In terms of impurity research, the research of mRNA process and product-related impurities is in accordance with ICH, ChP and USP. The purification process capability validation facilitates the process development of mRNA.

In the case of novel ionizable lipids, the quality standards can be established based on their impurity spectrum studies. In the case of LNP, specific impurities can be identified from the process. The team has extensive experience in stability studies, particularly in developing stability study protocols for novel LNP delivery systems to provide a basis for the development of new delivery systems and reduce development risks.
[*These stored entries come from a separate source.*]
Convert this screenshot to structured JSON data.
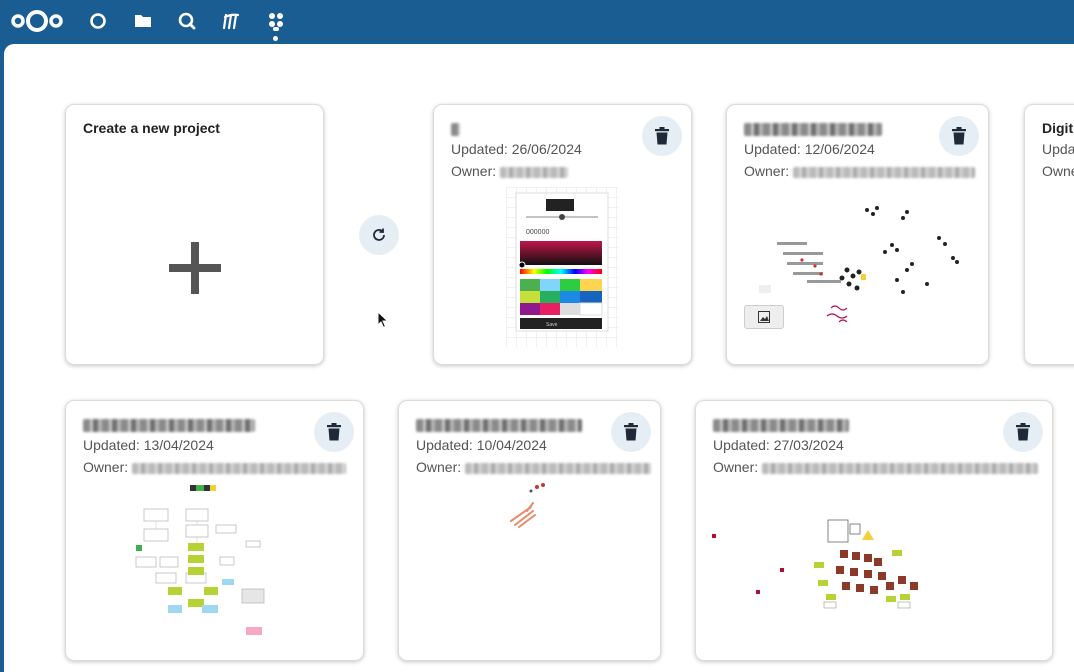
{
  "nav": {
    "logo": "nextcloud-logo",
    "icons": [
      "dashboard-icon",
      "files-icon",
      "search-icon",
      "activity-icon",
      "whiteboard-icon"
    ]
  },
  "create_card": {
    "title": "Create a new project"
  },
  "projects": [
    {
      "updated": "Updated: 26/06/2024",
      "owner_label": "Owner:",
      "preview_color_text": "000000",
      "preview_button": "Save"
    },
    {
      "updated": "Updated: 12/06/2024",
      "owner_label": "Owner:"
    },
    {
      "title": "Digit",
      "updated": "Upda",
      "owner_label": "Owne"
    },
    {
      "updated": "Updated: 13/04/2024",
      "owner_label": "Owner:"
    },
    {
      "updated": "Updated: 10/04/2024",
      "owner_label": "Owner:"
    },
    {
      "updated": "Updated: 27/03/2024",
      "owner_label": "Owner:"
    }
  ],
  "colors": {
    "header": "#1a5d93",
    "button_bg": "#e6eef5",
    "icon_dark": "#1e2a38"
  }
}
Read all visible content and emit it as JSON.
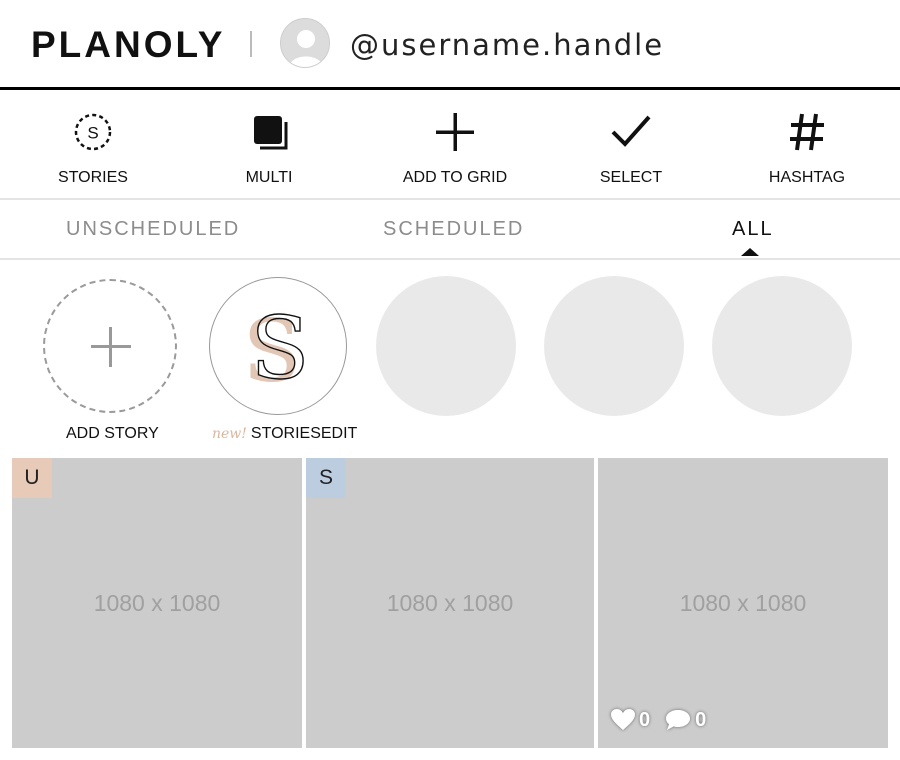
{
  "header": {
    "logo": "PLANOLY",
    "handle": "@username.handle"
  },
  "toolbar": {
    "items": [
      {
        "label": "STORIES",
        "icon": "stories-icon"
      },
      {
        "label": "MULTI",
        "icon": "multi-icon"
      },
      {
        "label": "ADD TO GRID",
        "icon": "plus-icon"
      },
      {
        "label": "SELECT",
        "icon": "checkmark-icon"
      },
      {
        "label": "HASHTAG",
        "icon": "hashtag-icon"
      }
    ],
    "stories_icon_letter": "S"
  },
  "tabs": {
    "items": [
      "UNSCHEDULED",
      "SCHEDULED",
      "ALL"
    ],
    "active": "ALL"
  },
  "stories": {
    "add_label": "ADD STORY",
    "storiesedit_new": "new!",
    "storiesedit_label": "STORIESEDIT",
    "storiesedit_letter": "S"
  },
  "grid": {
    "tiles": [
      {
        "dimensions": "1080 x 1080",
        "badge": "U",
        "badge_color": "#e7cbb8"
      },
      {
        "dimensions": "1080 x 1080",
        "badge": "S",
        "badge_color": "#bccde0"
      },
      {
        "dimensions": "1080 x 1080",
        "likes": "0",
        "comments": "0"
      }
    ]
  },
  "colors": {
    "accent_peach": "#e7cbb8",
    "accent_blue": "#bccde0",
    "tile_bg": "#cccccc",
    "placeholder_circle": "#e9e9e9"
  }
}
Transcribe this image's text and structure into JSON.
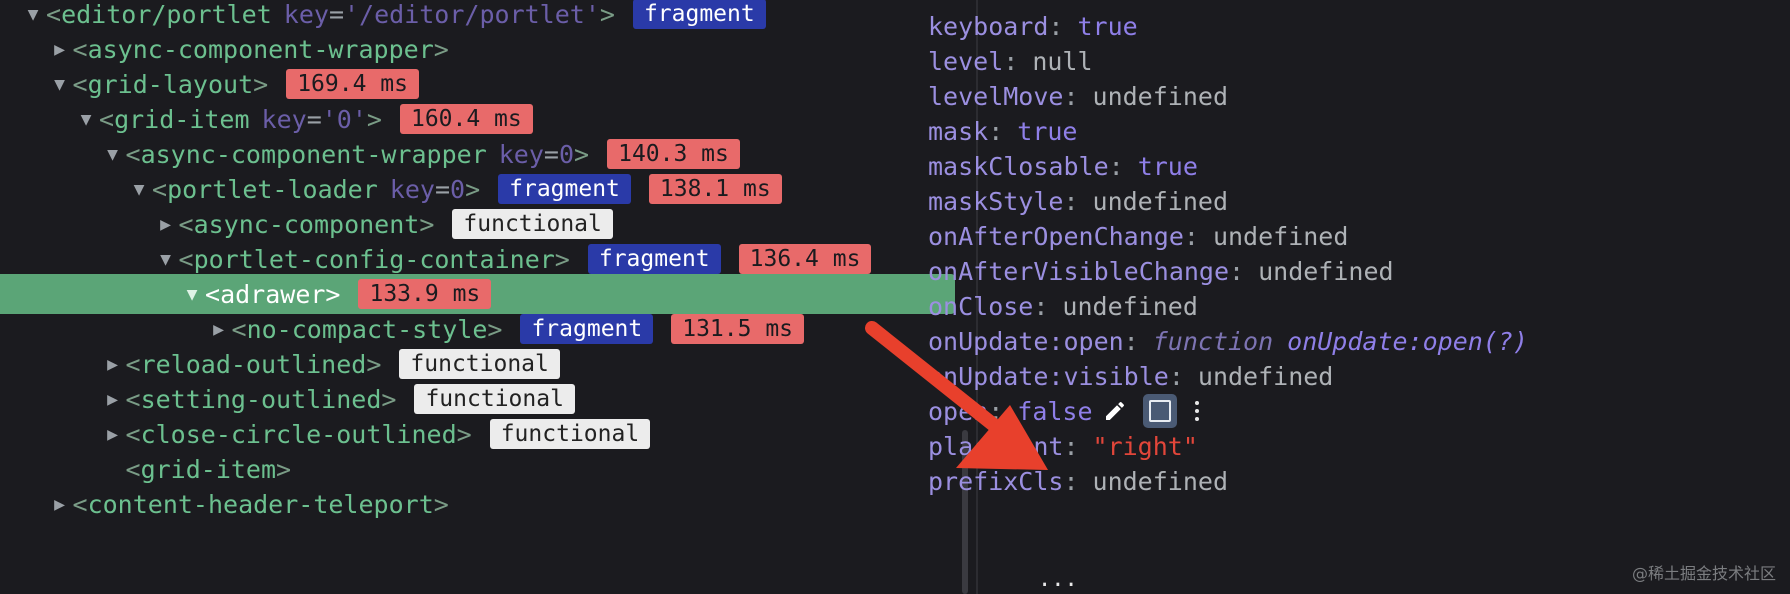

In coordination with LNP process development, we can develop specific in-process control strategy and quality research protocols for intermediates to assist downstream process development and scale-up, thus reducing industrialization difficulties. UTgene has a comprehensive quality testing platform, including HPLC (equipped with UV-Vis, CAD, ELSD detectors), mass spectrometry, laser particle size analyzer, PCR, ELISA, subvisible particle detector, TOC analyzer, as well as environmental monitoring capabilities for clean workshop and microbiological limit/aseptic monitoring platforms. Those can independently provide services to clients. All equipment was validated and regularly calibrated according to quality management documents to ensure the reliability of results.